The goal of this tutorial is to learn how to change specific names to more general categories read from a different table. This process can be useful when we want to make analysis by category instead of by individual products.
# First of all we load the data
# For this tutorial we are going to use the iris plant dataset
data(iris)
str(iris)
## 'data.frame': 150 obs. of 5 variables:
## $ Sepal.Length: num 5.1 4.9 4.7 4.6 5 5.4 4.6 5 4.4 4.9 ...
## $ Sepal.Width : num 3.5 3 3.2 3.1 3.6 3.9 3.4 3.4 2.9 3.1 ...

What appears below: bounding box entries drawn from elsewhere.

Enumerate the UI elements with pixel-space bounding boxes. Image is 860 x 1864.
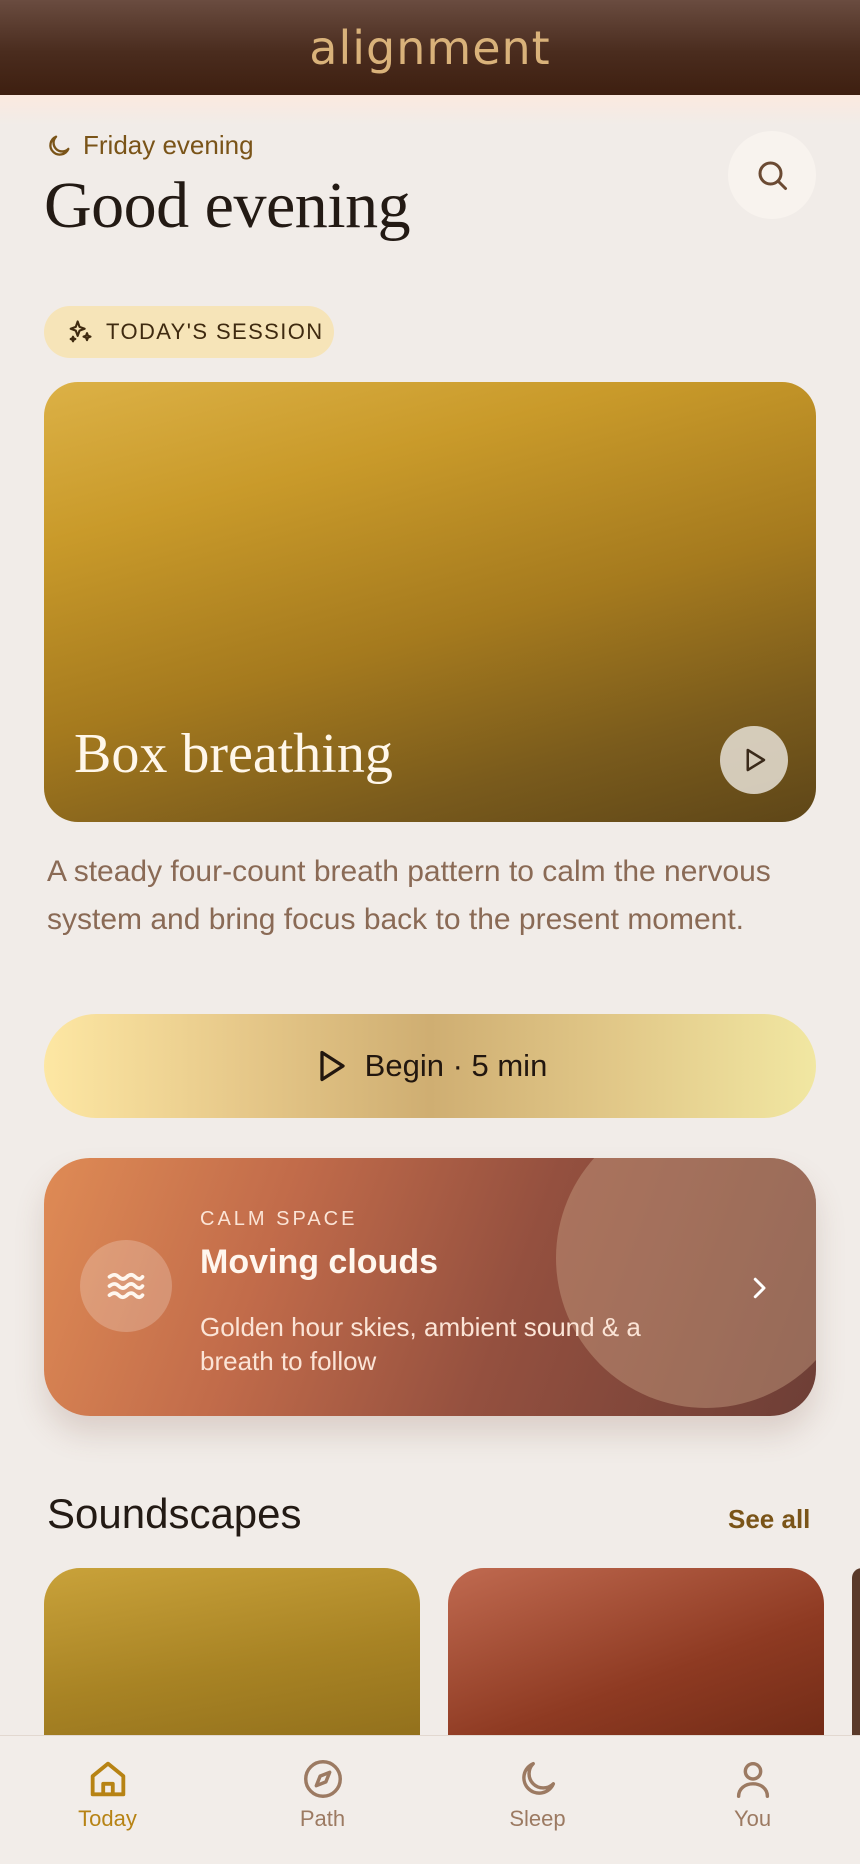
user-icon <box>736 1761 769 1798</box>
see-all-link[interactable]: See all <box>728 1504 810 1535</box>
calm-space-subtitle: Golden hour skies, ambient sound & a bre… <box>200 1312 641 1376</box>
waves-icon <box>107 1272 145 1300</box>
play-icon <box>746 748 766 772</box>
soundscapes-heading: Soundscapes <box>47 1490 302 1537</box>
todays-session-chip: TODAY'S SESSION <box>44 306 334 358</box>
play-icon <box>320 1050 345 1082</box>
calm-space-card[interactable]: CALM SPACE Moving clouds Golden hour ski… <box>44 1158 816 1416</box>
tab-label: Path <box>299 1806 346 1831</box>
tab-sleep[interactable]: Sleep <box>430 1736 645 1864</box>
calm-space-title: Moving clouds <box>200 1243 438 1281</box>
tab-today[interactable]: Today <box>0 1736 215 1864</box>
day-label-text: Friday evening <box>83 130 254 160</box>
waves-icon-badge <box>80 1240 172 1332</box>
tab-label: Today <box>78 1806 137 1831</box>
tab-path[interactable]: Path <box>215 1736 430 1864</box>
compass-icon <box>303 1760 342 1798</box>
app-header: alignment <box>0 0 860 95</box>
home-icon <box>90 1761 125 1797</box>
moon-icon <box>521 1761 555 1795</box>
day-label: Friday evening <box>45 130 254 161</box>
search-button[interactable] <box>728 131 816 219</box>
brand-logo: alignment <box>309 20 551 75</box>
header-shadow <box>0 95 860 125</box>
session-title: Box breathing <box>74 723 393 785</box>
search-icon <box>758 161 787 190</box>
chevron-right-icon <box>753 1277 766 1299</box>
moon-icon <box>49 135 70 156</box>
bottom-tab-bar: Today Path Sleep You <box>0 1735 860 1864</box>
page-title: Good evening <box>44 169 411 242</box>
tab-label: You <box>733 1806 772 1831</box>
begin-label: Begin · 5 min <box>364 1048 548 1083</box>
play-button[interactable] <box>720 726 788 794</box>
calm-space-kicker: CALM SPACE <box>200 1208 358 1230</box>
session-hero-card[interactable]: Box breathing <box>44 382 816 822</box>
session-description: A steady four-count breath pattern to ca… <box>47 855 771 936</box>
tab-label: Sleep <box>509 1806 566 1831</box>
tab-you[interactable]: You <box>645 1736 860 1864</box>
begin-button[interactable]: Begin · 5 min <box>44 1014 816 1118</box>
session-chip-label: TODAY'S SESSION <box>106 319 324 344</box>
sparkles-icon <box>69 320 92 343</box>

## $ Petal.Length: num 1.4 1.4 1.3 1.5 1.4 1.7 1.4 1.5 1.4 1.5 ...
## $ Petal.Width : num 0.2 0.2 0.2 0.2 0.2 0.4 0.3 0.2 0.2 0.1 ...
## $ Species : Factor w/ 3 levels "setosa","versicolor",..: 1 1 1 1 1 1 1 1 1 1 ...
# First we add a new column called name which is just the row number
iris$name <- 1:nrow(iris)
iris <- iris[ , c(ncol(iris), 1:(ncol(iris) -1))]
str(iris)
## 'data.frame': 150 obs. of 6 variables:
## $ name : int 1 2 3 4 5 6 7 8 9 10 ...
## $ Sepal.Length: num 5.1 4.9 4.7 4.6 5 5.4 4.6 5 4.4 4.9 ...
## $ Sepal.Width : num 3.5 3 3.2 3.1 3.6 3.9 3.4 3.4 2.9 3.1 ...
## $ Petal.Length: num 1.4 1.4 1.3 1.5 1.4 1.7 1.4 1.5 1.4 1.5 ...
## $ Petal.Width : num 0.2 0.2 0.2 0.2 0.2 0.4 0.3 0.2 0.2 0.1 ...
## $ Species : Factor w/ 3 levels "setosa","versicolor",..: 1 1 1 1 1 1 1 1 1 1 ...
# Now we create a table containing just the name and the Species
iris_Species <- iris[ c(1, ncol(iris))]
iris_Species$Species <- as.character(iris_Species$Species)
str(iris_Species)
## 'data.frame': 150 obs. of 2 variables:
## $ name : int 1 2 3 4 5 6 7 8 9 10 ...
## $ Species: chr "setosa" "setosa" "setosa" "setosa" ...
# And remove the Species from the original table
iris$Species <- NULL
str(iris)
## 'data.frame': 150 obs. of 5 variables:
## $ name : int 1 2 3 4 5 6 7 8 9 10 ...
## $ Sepal.Length: num 5.1 4.9 4.7 4.6 5 5.4 4.6 5 4.4 4.9 ...
## $ Sepal.Width : num 3.5 3 3.2 3.1 3.6 3.9 3.4 3.4 2.9 3.1 ...
## $ Petal.Length: num 1.4 1.4 1.3 1.5 1.4 1.7 1.4 1.5 1.4 1.5 ...
## $ Petal.Width : num 0.2 0.2 0.2 0.2 0.2 0.4 0.3 0.2 0.2 0.1 ...
# Now we can tell them to put the proper species into the name
iris_Species[1, "Species"]
## [1] "setosa"
iris$name <- iris_Species[iris$name, "Species"]
head(iris)
## name Sepal.Length Sepal.Width Petal.Length Petal.Width
## 1 setosa 5.1 3.5 1.4 0.2
## 2 setosa 4.9 3.0 1.4 0.2
## 3 setosa 4.7 3.2 1.3 0.2
## 4 setosa 4.6 3.1 1.5 0.2
## 5 setosa 5.0 3.6 1.4 0.2
## 6 setosa 5.4 3.9 1.7 0.4
# Now we have changed the name of the specific plant with its own species
In this tutorial we have learnt how to change the specific name of an entry by its larger category from a different table.